Dulu saat Syaikh
Nawawi al-Bantani masih muda, sekitar usia belasan tahun, pernah shalat di Masjid
Pekojan Jakarta Kota dekat kediaman Habib Utsman bin Yahya. Usai shalat Syaikh Nawawi
menghampiri dan berkata kepada Habib Utsman, yang waktu itu juga berada di
masjid, dengan nada lemah lembut dan penuh hormat: “Wahai Habib yang saya
hormati. Sebelumnya saya mohon maaf yang sebesar-besarnya.”
“Ya, ada apa
anak muda?” Jawab Habib Utsman.
“Begini Habib,
masjid ini kurang ngiblat dan kurang nyerong ke sebalah kanan (ke arah utara).”
Karena Habib
Utsman adalah seorang pakar ilmu falak, beliu pun heran dan menyanggah: “Masid
ini sudah saya ukur dengan alat kompas dan berdasarkan ilmu falak.”
Kemudian Syaikh
Nawawi al-Bantani dengan sopannya menunjuk ke arah kiblat. Dan seketika itu
juga Ka’bah terlihat sangat jelas di hadapan mereka berdua. Menyaksikan itu,
Habib Utsman bin Yahya terperanjat dan kemudian langsung menubruk ingin mencium
tangan Syaikh Nawawi al-Bantani. Namun Syaikh Nawawi menarik dan menolak
tangannya untuk dicium oleh Habib Utsman bin Yahya. Dan beliau berkata: “Wahai
Habib yang mulia. Saya tidak pantas untuk dicium tangani oleh Habib. Karena,
Habib adalah orang mulia dan keturunan Rasulullah, sedangkan saya adalah orang
kampung biasa.”
Mendengar
kata-kata itu, Habib Utsman bin Yahya langsung merangkul badan Syaikh Nawawi
dan mereka saling berpelukan sambil menangis dengan bercucuran air mata.
________________
Syaikh Nawawi
al-Bantani juga termasuk salah seorang ulama pakar ilmu falak. Banyak
kitab-kitab karyanya yang menerangkan tentang ilmu falak. Hanya saja kitab yang
masuk ke Indonesia (yang saya tahu) adalah kitab Sullam al-Munajat.
Di dalam kitab Sullam
al-Munajat halaman 23-24, cetakan Darul Kutub al-Islamiyyah Kalibata-Jakarta
Selatan, Syaikh Nawawi menerangkan tentang ilmu arah kiblat beserta hukumnya.
Hanya saja untuk menghitung arah kiblat wilayah Banten, beliau menggunakan
sebagai bujur nol derajatnya adalah “Az-Zajairatul Khalidat”, bukan
Greewich.
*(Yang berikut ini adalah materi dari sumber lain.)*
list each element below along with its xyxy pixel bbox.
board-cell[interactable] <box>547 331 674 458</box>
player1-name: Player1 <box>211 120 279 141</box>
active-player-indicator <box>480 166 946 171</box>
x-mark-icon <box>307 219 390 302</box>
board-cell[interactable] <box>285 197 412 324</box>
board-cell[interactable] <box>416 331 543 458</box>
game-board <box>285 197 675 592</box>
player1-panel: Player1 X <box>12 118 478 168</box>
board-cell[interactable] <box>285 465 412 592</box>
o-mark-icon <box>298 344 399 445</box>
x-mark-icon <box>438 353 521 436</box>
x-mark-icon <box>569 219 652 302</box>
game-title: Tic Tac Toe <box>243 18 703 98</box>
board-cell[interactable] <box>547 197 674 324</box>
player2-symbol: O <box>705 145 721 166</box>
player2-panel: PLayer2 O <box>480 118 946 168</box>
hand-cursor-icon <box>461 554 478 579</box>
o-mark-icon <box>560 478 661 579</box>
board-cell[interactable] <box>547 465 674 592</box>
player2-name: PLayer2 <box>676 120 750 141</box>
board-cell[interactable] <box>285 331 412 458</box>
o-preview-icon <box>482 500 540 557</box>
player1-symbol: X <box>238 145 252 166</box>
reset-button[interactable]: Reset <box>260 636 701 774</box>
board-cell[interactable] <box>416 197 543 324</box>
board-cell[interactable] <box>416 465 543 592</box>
Tapi setelah saya hitung dan saya bandingkan dengan perhitungan ilmu
falak arah kiblat “Sistem Kontemporer” hasilnya tidak beda jauh alias hampir
sama. (Diedit dari tulisan KH. Thobary Syadzily al-Bantani, cucu Syaikh Nawawi
al-Bantani dan Pengasuh PP Al-Husna Tangerang).